Sie warteten. Eine Minute verging. Zwei. Kein anderer Kunde betrat den Laden. Jerry stand neben Theres und starrte auf die geschlossenen Türflügel. Als eine weitere Minute verflossen war, begann eine irrationale Angst seine Brust zu umklammern. Dass Theres vielleicht recht hatte. Dass gerade jetzt ein Mord oder eine Vergewaltigung hinter diesen Türen stattfand. Er schielte zu Theres hinüber. Ihr Gesicht war hart, verschlossen. Dieses Mädchen musste sofort kommen, sonst würde etwas Schreckliches passieren.
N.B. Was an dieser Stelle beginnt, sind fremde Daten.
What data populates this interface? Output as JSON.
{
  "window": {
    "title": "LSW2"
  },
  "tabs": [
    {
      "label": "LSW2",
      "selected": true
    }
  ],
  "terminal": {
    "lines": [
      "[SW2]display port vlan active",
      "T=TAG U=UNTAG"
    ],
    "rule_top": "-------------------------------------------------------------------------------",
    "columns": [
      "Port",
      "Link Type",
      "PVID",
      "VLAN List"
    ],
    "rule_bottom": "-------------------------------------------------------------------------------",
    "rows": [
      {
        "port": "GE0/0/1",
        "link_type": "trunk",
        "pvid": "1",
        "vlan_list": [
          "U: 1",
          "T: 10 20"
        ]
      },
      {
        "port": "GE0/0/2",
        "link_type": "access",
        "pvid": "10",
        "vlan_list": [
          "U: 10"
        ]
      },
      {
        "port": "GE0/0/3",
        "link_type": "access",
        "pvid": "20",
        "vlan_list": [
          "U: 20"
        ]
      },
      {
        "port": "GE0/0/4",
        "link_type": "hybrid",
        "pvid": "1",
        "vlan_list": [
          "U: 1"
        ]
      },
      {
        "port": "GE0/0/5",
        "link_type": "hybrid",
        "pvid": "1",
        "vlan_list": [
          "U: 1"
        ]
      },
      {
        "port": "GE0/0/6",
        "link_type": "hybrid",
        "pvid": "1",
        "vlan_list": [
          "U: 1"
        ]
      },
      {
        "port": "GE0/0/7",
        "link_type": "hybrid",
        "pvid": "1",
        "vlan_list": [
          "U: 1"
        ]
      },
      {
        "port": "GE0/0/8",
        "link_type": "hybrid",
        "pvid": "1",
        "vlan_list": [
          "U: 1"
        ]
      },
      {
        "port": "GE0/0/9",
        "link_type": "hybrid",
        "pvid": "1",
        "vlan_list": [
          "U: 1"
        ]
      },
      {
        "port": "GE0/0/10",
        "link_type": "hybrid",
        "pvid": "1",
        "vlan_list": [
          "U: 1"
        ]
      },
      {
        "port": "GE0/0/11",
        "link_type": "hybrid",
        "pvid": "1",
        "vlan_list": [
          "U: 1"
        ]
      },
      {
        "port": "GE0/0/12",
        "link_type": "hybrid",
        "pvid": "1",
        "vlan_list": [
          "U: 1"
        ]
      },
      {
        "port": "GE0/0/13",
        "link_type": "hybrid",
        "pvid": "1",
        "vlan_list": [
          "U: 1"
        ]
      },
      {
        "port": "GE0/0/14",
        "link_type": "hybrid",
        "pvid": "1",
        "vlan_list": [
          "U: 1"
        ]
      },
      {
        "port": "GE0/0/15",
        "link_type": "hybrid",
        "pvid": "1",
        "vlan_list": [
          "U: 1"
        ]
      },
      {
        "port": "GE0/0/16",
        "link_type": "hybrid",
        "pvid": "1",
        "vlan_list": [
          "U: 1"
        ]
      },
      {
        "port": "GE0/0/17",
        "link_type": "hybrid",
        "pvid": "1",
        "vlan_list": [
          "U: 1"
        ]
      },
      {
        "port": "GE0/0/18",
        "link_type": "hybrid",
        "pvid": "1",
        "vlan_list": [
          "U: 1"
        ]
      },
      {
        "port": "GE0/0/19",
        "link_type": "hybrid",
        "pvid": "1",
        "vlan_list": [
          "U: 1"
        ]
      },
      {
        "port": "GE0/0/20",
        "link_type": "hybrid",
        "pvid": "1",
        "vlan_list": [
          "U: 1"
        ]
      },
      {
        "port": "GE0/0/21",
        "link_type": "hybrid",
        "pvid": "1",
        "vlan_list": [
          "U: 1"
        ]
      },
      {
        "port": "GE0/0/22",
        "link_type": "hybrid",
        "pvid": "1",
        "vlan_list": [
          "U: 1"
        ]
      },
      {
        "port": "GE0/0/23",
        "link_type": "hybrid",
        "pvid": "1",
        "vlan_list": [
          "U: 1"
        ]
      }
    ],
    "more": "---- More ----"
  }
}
Da kam sie. Die Türen öffneten sich, und der Blick des Filialleiters fiel auf Jerry, den er mit einem Nicken begrüßte. Er deutete auf das verheulte Wesen, das demütig hinter ihm aus dem Lager kam.
»Manchmal muss man eben Klartext sprechen, oder?«
Jerry nickte und machte einen Schritt zur Seite, um dasMesser vor den Blicken des Filialleiters zu verbergen. Das Mädchen ging weiter zum Ausgang, und der Filialleiter rief ihr nach: »Du darfst gerne wiederkommen.